George Orwell’s 1984 is classified as science fiction, although–as is the case with a lot of early sci-fi–much of what he imagined is quite possible today. However, this adaptation is limited by its age (it was written in the 1950s) as to what can be portrayed onstage. Our question from the start, therefore, was how we might incorporate contemporary technology in order to tell the story in a way which is more like what Orwell described, without contradicting anything actually in the script.
Orwell’s imagination conceived of a device he called a “telescreen” which is present in every Party member’s home, and in all public spaces in the city—inside and outside. On the screen would be broadcast news items, propaganda, and various daily events such as the Two Minutes’ Hate. The inhabitants of Orwell’s world know that the telescreen is a two-way communication device through which their own movements and words can be observed. There is truly no privacy in this world.
In our stage adaptation, the playwrights call for posters of Big Brother to stand in for the telescreens, which appear in most scenes. Actors are to pretend to adjust “knobs” on the “screen,” and voices would come from the screen at times, but there would be no image except the poster. When the screen was “on” the poster would be lit. When it was turned off, the light would go out.
This is a very simple effect to achieve, but since the technology of 2014 is rather more sophisticated, we wanted to create something more like a real telescreen. In order to project moving images on a screen so that the audience can see them easily, we need to use a large screen mounted on the rear wall of the stage. Obviously this makes it awkward for the actors to look at the screen, since it requires turning their backs to the audience. It also would seem to require that every telescreen be in the same position, since we cannot continually reposition our screen and the projector in the booth.

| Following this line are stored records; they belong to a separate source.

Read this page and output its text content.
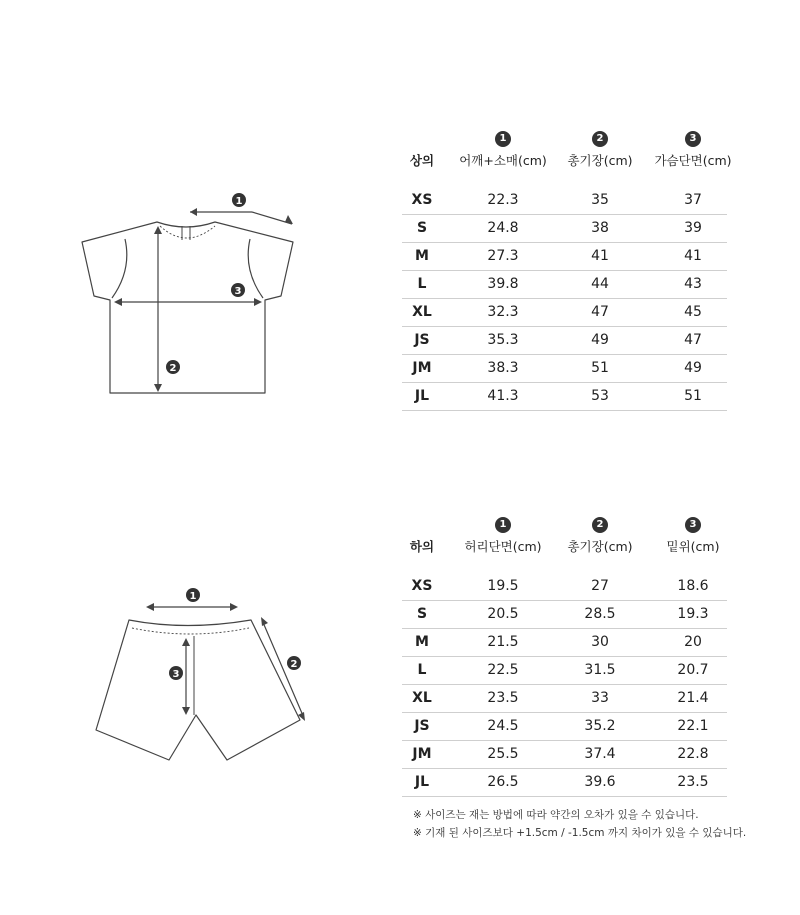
1
2
3
1
2
3
1	2	3
상의	어깨+소매(cm)	총기장(cm)	가슴단면(cm)
XS	22.3	35	37
S	24.8	38	39
M	27.3	41	41
L	39.8	44	43
XL	32.3	47	45
JS	35.3	49	47
JM	38.3	51	49
JL	41.3	53	51
1	2	3
하의	허리단면(cm)	총기장(cm)	밑위(cm)
XS	19.5	27	18.6
S	20.5	28.5	19.3
M	21.5	30	20
L	22.5	31.5	20.7
XL	23.5	33	21.4
JS	24.5	35.2	22.1
JM	25.5	37.4	22.8
JL	26.5	39.6	23.5
※ 사이즈는 재는 방법에 따라 약간의 오차가 있을 수 있습니다.
※ 기재 된 사이즈보다 +1.5cm / -1.5cm 까지 차이가 있을 수 있습니다.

We solved this by choosing to have the telescreen always on the “fourth wall” of the stage…in other words the actors will always look out at the audience whenever they are supposed to be looking at a telescreen. It will be apparent in context that sometimes the screen is larger (as in the opening sequence in the Ministry of Truth), and sometimes smaller, like a personal television, as in Winston’s apartment. The audience will come to understand that the images being projected on the rear wall are always what the actors are seeing when they are “looking” at the telescreen which is on the fourth wall.
That solution to a technical problem actually created another: if the telescreen were to be established as a means of broadcasting moving images (as it is in the book), then whenever the telescreen is on, something has to be happening on it. We don’t have the luxury of just relying on the still imageof Big Brother and a lights-on/lights-off approach to when the telescreen is active. Although you will see a variety of video and still images on the screen, we have chosen to have primarily still images projected, in order to not distract from the scene being acted onstage.
We owe a large debt of thanks to the work of our videographer, Brent Kuster, and of our four actors (Gabe Schneider, Christine Newman-Aumiller, Andy Canaveral and Scott Klaus) who only appear on the telescreen. These four have faithfully attended rehearsals so that the onstage actors can react to their voices and actions.
Another bit of technology omitted in this play is the “memory hole“–the means of disposing of all waste paper, including all documents to be destroyed in the course of their work. It is described in the book as “a large oblong slit protected by a wire grating.” Anything placed in one of these would “be whirled away on a current of warm air to the enormous furnaces which were hidden somewhere in the recesses of the building.”
The playwrights substituted wastepaper baskets as being more practical, although there are several mentions of papers being incinerated. This however, does not visually portray the finality of destroying the past which the book described. Therefore, we have added the visual appearance of one of these “memory holes” in the first scene. Syme and Winston both use it, although it is not commented on directly.